5. Now before us, the Ld.Counsel for the assessee stated that the primary defect in the notice i.e. the jurisdictional issue that the AO while initiating penalty proceedings has not scored-off under which limb the penalty is levied. He stated that even the Ld.CIT(A) in the first round i.e. (although the order dated 16.12.2019) has categorically quashed the penalty order on the jurisdiction by following the decision of the Hon’ble Bombay High Court in the case of CIT v. Shri Samson Perincherry in of 2014 dated 05.01.2017 and also the decision of the Hon’ble Karnataka High Court in the case of CIT v. Manjunatha Cotton & Ginning Factory by observing in Para No.9, which reads as under:
9. Without prejudice to the merits of the case in the instant impugned penalty appeal which now becomes redundant and merely academic in view of the fatal flaw in the penalty notice u/s.274 cited supra and in view of the above discussions and based on the conspectus of facts obtained in the instant impugned order and which is identical in the case of the instant appellant respectfully following the legal authorities conclusive interpretation of law on the issue at hand, the impugned penalty u/s.27(1)(c) imposed of Rs.3,00,000/- is directed to be deleted.

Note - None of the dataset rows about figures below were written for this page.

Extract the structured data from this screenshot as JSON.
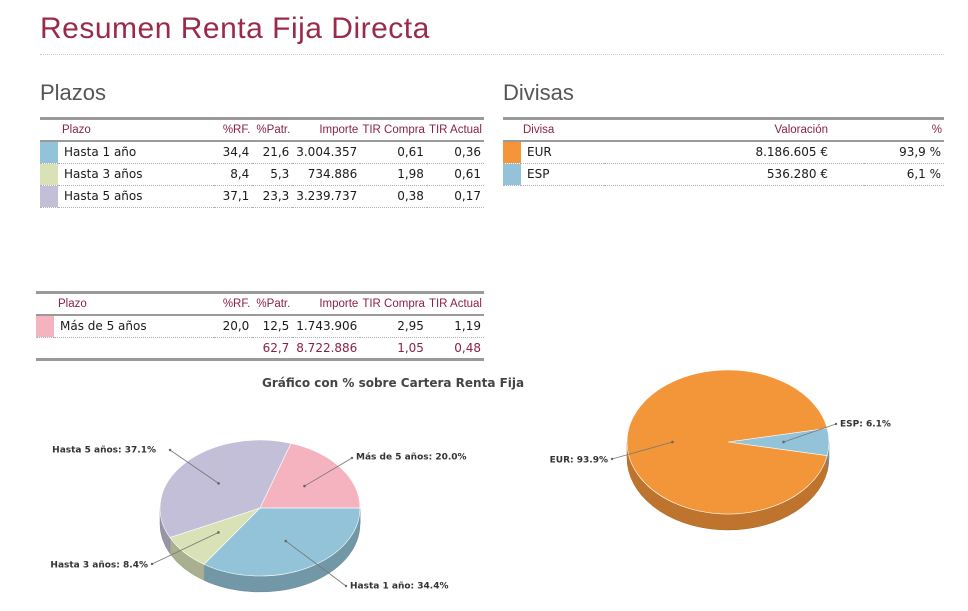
{
  "title": "Resumen Renta Fija Directa",
  "plazos": {
    "heading": "Plazos",
    "headers": [
      "Plazo",
      "%RF.",
      "%Patr.",
      "Importe",
      "TIR Compra",
      "TIR Actual"
    ],
    "rows": [
      {
        "label": "Hasta 1 año",
        "rf": "34,4",
        "patr": "21,6",
        "importe": "3.004.357",
        "tir_compra": "0,61",
        "tir_actual": "0,36",
        "color": "#92c3d8"
      },
      {
        "label": "Hasta 3 años",
        "rf": "8,4",
        "patr": "5,3",
        "importe": "734.886",
        "tir_compra": "1,98",
        "tir_actual": "0,61",
        "color": "#d9e2b7"
      },
      {
        "label": "Hasta 5 años",
        "rf": "37,1",
        "patr": "23,3",
        "importe": "3.239.737",
        "tir_compra": "0,38",
        "tir_actual": "0,17",
        "color": "#c3bfd8"
      }
    ]
  },
  "plazos2": {
    "headers": [
      "Plazo",
      "%RF.",
      "%Patr.",
      "Importe",
      "TIR Compra",
      "TIR Actual"
    ],
    "rows": [
      {
        "label": "Más de 5 años",
        "rf": "20,0",
        "patr": "12,5",
        "importe": "1.743.906",
        "tir_compra": "2,95",
        "tir_actual": "1,19",
        "color": "#f4b3bf"
      }
    ],
    "total": {
      "patr": "62,7",
      "importe": "8.722.886",
      "tir_compra": "1,05",
      "tir_actual": "0,48"
    }
  },
  "divisas": {
    "heading": "Divisas",
    "headers": [
      "Divisa",
      "Valoración",
      "%"
    ],
    "rows": [
      {
        "label": "EUR",
        "valoracion": "8.186.605 €",
        "pct": "93,9 %",
        "color": "#f39539"
      },
      {
        "label": "ESP",
        "valoracion": "536.280 €",
        "pct": "6,1 %",
        "color": "#92c3d8"
      }
    ]
  },
  "chart_data": [
    {
      "type": "pie",
      "title": "Gráfico con % sobre Cartera Renta Fija",
      "slices": [
        {
          "label": "Más de 5 años: 20.0%",
          "value": 20.0,
          "color": "#f4b3bf"
        },
        {
          "label": "Hasta 1 año: 34.4%",
          "value": 34.4,
          "color": "#92c3d8"
        },
        {
          "label": "Hasta 3 años: 8.4%",
          "value": 8.4,
          "color": "#d9e2b7"
        },
        {
          "label": "Hasta 5 años: 37.1%",
          "value": 37.1,
          "color": "#c3bfd8"
        }
      ]
    },
    {
      "type": "pie",
      "title": "",
      "slices": [
        {
          "label": "ESP: 6.1%",
          "value": 6.1,
          "color": "#92c3d8"
        },
        {
          "label": "EUR: 93.9%",
          "value": 93.9,
          "color": "#f39539"
        }
      ]
    }
  ]
}
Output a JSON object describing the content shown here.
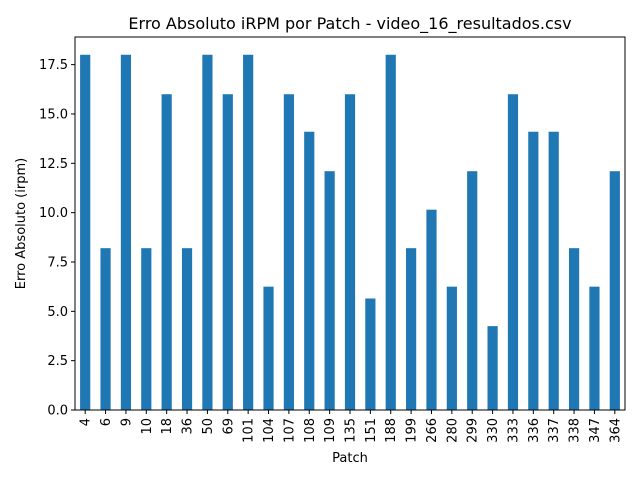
{
  "chart_data": {
    "type": "bar",
    "title": "Erro Absoluto iRPM por Patch - video_16_resultados.csv",
    "xlabel": "Patch",
    "ylabel": "Erro Absoluto (irpm)",
    "categories": [
      "4",
      "6",
      "9",
      "10",
      "18",
      "36",
      "50",
      "69",
      "101",
      "104",
      "107",
      "108",
      "109",
      "135",
      "151",
      "188",
      "199",
      "266",
      "280",
      "299",
      "330",
      "333",
      "336",
      "337",
      "338",
      "347",
      "364"
    ],
    "values": [
      18.0,
      8.2,
      18.0,
      8.2,
      16.0,
      8.2,
      18.0,
      16.0,
      18.0,
      6.25,
      16.0,
      14.1,
      12.1,
      16.0,
      5.65,
      18.0,
      8.2,
      10.15,
      6.25,
      12.1,
      4.25,
      16.0,
      14.1,
      14.1,
      8.2,
      6.25,
      12.1
    ],
    "ylim": [
      0,
      18.9
    ],
    "yticks": [
      "0.0",
      "2.5",
      "5.0",
      "7.5",
      "10.0",
      "12.5",
      "15.0",
      "17.5"
    ],
    "bar_color": "#1f77b4",
    "grid": false,
    "legend": false
  }
}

The Ld.Counsel for the assessee stated that even the Hon’ble jurisdictional High Court in the case of CIT vs. Original Kerala Jewellers in TCA No.717 of 2018, order dated 18.12.2018, wherein, the Hon’ble High Court considering the Hon’ble Karnataka High Court decision in the case of CIT vs. Manjunatha Cotton and Ginning Factory, (2013) 359 ITR 565, has deleted the penalty by observing as under:-
The Tribunal referred to and relied upon the decision of the Division Bench of the High Court of Karnataka in C.I.T. Vs. Manjunatha Cotton and Ginning Factory [reported in (2013) 359 ITR 565]. The Division Bench after analysing the subject in an elaborate manner and relating to several decisions of the Hon’ble Supreme Court held that merely because the assessee agreed for addition and accordingly, assessment order was passed on the basis of addition and when the assessee paid the tax and the interest thereof in the absence of any material on record to show the concealment of income, it cannot be inferred that the said addition is on account of concealment, so as to levy penalty under Section 271(1)(c) of the Act.

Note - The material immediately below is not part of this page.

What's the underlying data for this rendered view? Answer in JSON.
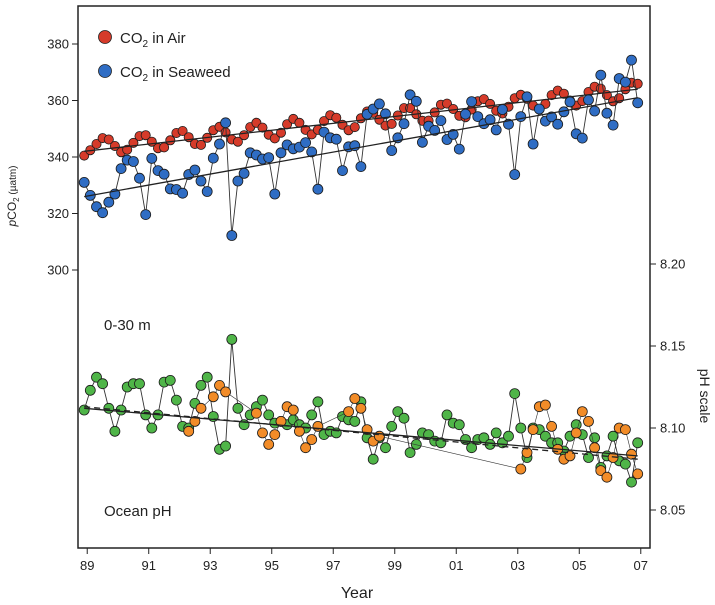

We find no error in the order passed by the Tribunal especially when it is admitted that the decision in C.I.T. Vs. Manjunatha Cotton and Ginning Factory has attained finality. Thus, for the above reasons, the appeal filed by the Revenue is dismissed and the substantial questions of law are answered against the Revenue and in favour of the assessee.
The similar position where defective notices, were neither of limb is scored off, the notice is treated as defective. We noted that when the very defect is quashed by the Ld.CIT(A) in the first round, nothing survives for penalty on the remainder amount. When this was pointed out to the ld.Sr.DR, he could not controvert the above stated facet situation.
As the issue is clear in the first round of appeal that the Ld.CIT(A) has deleted the penalty and Revenue is not in appeal against the order of the Ld.CIT(A) and hence, that has become final. However, the penalty levied in the second round will not survive, because the very case is jurisdictional issue goes to the root of the matter, once root is taken out, nothing survives. Hence, we deleted the penalty and allow the appeal filed by the assessee.
In the result, the appeal filed by the assessee is allowed.